The Lyme Monsters vs Who I am

When I was younger, before I was diagnosed with Lyme disease I was losing a battle with the Lyme Monster in a war I had no idea I was fighting.  Lyme is evil, there is no other word for it but evil. Because it’s not just a disease of one area, you never know what’s actually happening to you or why. When I was in my 20’s I was losing the battle. Lyme comes with a range of psychiatric reactions too. Some  experiences including paranoia, dementia, schizophrenia, bipolar disorder, panic attacks, major depression, anorexia nervosa, and obsessive-compulsive disorder are common with Lyme disease.  Studies have 26% to 66% of Chronic Lyme patients suffering from depression.

As my body grew weaker with the disease, my heart and soul did as well. I was going through a really hard time in my personal life, trying to be a single mother and grow up at the same time. I didn’t have any friends to turn to and I felt like there were times I really just wanted to give up and sleep forever.  I look back now and just want to hug 23-year-old Me and tell her what was wrong and how someday soon it would get better and she would have answers.

One of the favorite attacks the Lyme Monster used against me was attacking my adrenal system and hormones. Not only was I having a hard time moving around, remembering things, keeping my emotions in check, and staying awake.. but my body began to put on weight as well. My self-esteem just took a massive blow. After the birth of my third child I watched in horror as weight gathered in places and refused to budge no matter how much I watched my diet and tried to work out. The pain of working my muscles at the gym would last for days and ache deep and hot. Exhaustion after going to the gym was mind numbing and all I wanted was to sleep so I didn’t hurt anymore.  And like anyone else, after putting myself through so much pain daily and feeling so run down, I pulled away from the gym too.

Lyme is a sick bastard, it tears at your self-esteem, your personality, and your body. I had to learn how to fight on a different level.  I am always fighting it. I know that when I give in, even for a day, I will feel worse for much longer.

I know I am not alone in my fight against Lyme. Robert C. Bransfield, MD found in his study of Lyme disease that depression is the most common psychiatric syndrome associated with late stage Lyme dis­ease, like I have. Although depression is common in any chronic illness, it is more preva­lent with Lyme patients. There appears to be multiple causes, including a num­ber of psychological and physical fac­tors.

From a psychological standpoint, many Lyme patients are psychologically overwhelmed by the large multitude of symptoms associated with this disease. Most medical conditions primarily affect only one part of the body, or only one organ system. As a result, patients singularly afflicted can do activities which allow them to take a vacation from their dis­ease. In contrast, multi-system diseases such as Lyme, depression, chronic Lyme disease can penetrate into multiple as­pects of a person’s life. It is difficult to escape for periodic recovery. In many cases, this results in a vi­cious cycle of disappointment, grief; chronic stress, and demoralization.

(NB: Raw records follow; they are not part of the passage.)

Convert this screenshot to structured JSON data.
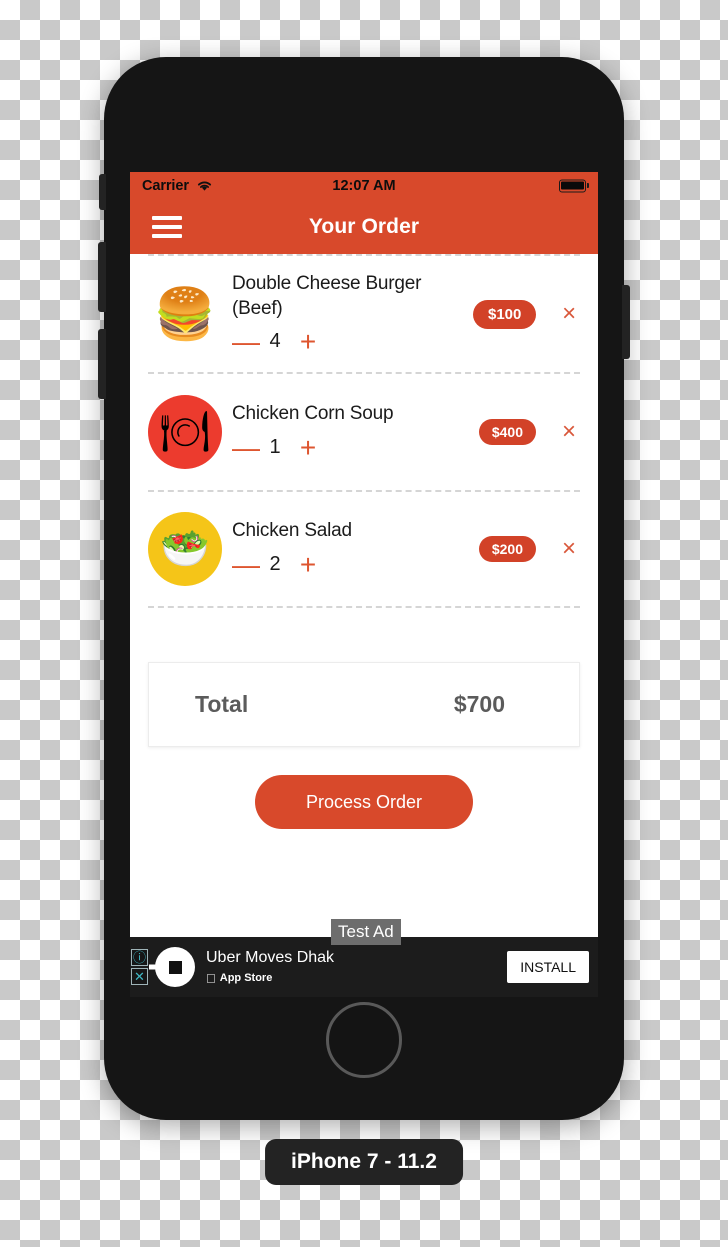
{
  "status_bar": {
    "carrier": "Carrier",
    "wifi_icon": "wifi-icon",
    "time": "12:07 AM",
    "battery_icon": "battery-full-icon"
  },
  "nav_bar": {
    "menu_icon": "hamburger-menu-icon",
    "title": "Your Order"
  },
  "order": {
    "items": [
      {
        "icon": "🍔",
        "icon_name": "hamburger-food-icon",
        "name": "Double Cheese Burger (Beef)",
        "quantity": "4",
        "price": "$100",
        "decrement_label": "—",
        "increment_label": "+",
        "remove_label": "×"
      },
      {
        "icon": "🍽",
        "icon_name": "plate-cutlery-icon",
        "name": "Chicken Corn Soup",
        "quantity": "1",
        "price": "$400",
        "decrement_label": "—",
        "increment_label": "+",
        "remove_label": "×"
      },
      {
        "icon": "🥗",
        "icon_name": "salad-bowl-icon",
        "name": "Chicken Salad",
        "quantity": "2",
        "price": "$200",
        "decrement_label": "—",
        "increment_label": "+",
        "remove_label": "×"
      }
    ],
    "total_label": "Total",
    "total_value": "$700",
    "process_order_label": "Process Order"
  },
  "ad_banner": {
    "info_icon": "ⓘ",
    "close_icon": "✕",
    "logo_name": "uber-logo-icon",
    "title": "Uber Moves Dhak",
    "store_label": "App Store",
    "apple_glyph": "",
    "install_label": "INSTALL",
    "test_ad_label": "Test Ad"
  },
  "device": {
    "label": "iPhone 7 - 11.2"
  },
  "colors": {
    "accent_red": "#d8492b",
    "pill_red": "#d24228",
    "stepper_orange": "#de5630",
    "thumb_red": "#ec3b2e",
    "thumb_yellow": "#f5c518",
    "ad_teal": "#3fb8c4"
  }
}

It should be noted that depression is not only caused by psychological factors. Physical dysfunction can directly cause depression. Endo­crine disorders such as hypothyroidism, which cause depression, are sometimes associated with Lyme disease and further strengthen the link be­tween Lyme disease and depression.

Suicide is the weapon that Lyme uses to finish us off. Sadly suicidal tendencies occur in approxi­mately 1/3 of Lyme encephalopathy patients. Few of us are ever free of the thought of helping out the disease and sleeping forever.

The Jarish-Herxheimer reaction is hell and it’s a hell we will go through for the rest of our lives. When in treatment, the Lyme fights back and it wants you to think you are dying and even worse.. it wants you to help it take you down. Some patients have described becoming suddenly aggressive without warning. For me, antibiotic doses have to be increased very gradually or else suicidal thoughts and depression swim in my head constantly and I beg for help.  I’ve felt as if the antibiotics were actually killing me with each dose and would beg my husband not to make me take another dose.

But please, don’t think that Lyme will always win.  Medications are out there to help with this part of your disease as they helped with mine. After suffering from terrible tremors and body vibrations, my doctor suggested a low dose of Sertraline daily to help settle the nerves in my body and keep my system from going into a hormonal panic attack. It works, really.  I have more energy and strength to keep fighting.  And I am not going to let it take me down, nor help it win. 

I am not my Lyme.  I am a beautiful strong artistic woman who loves her children and husband dearly, enough to keep fighting through the pain. 

Please, if you have these thoughts and need someone to talk to.  I am here and there are others who are waiting to help you too.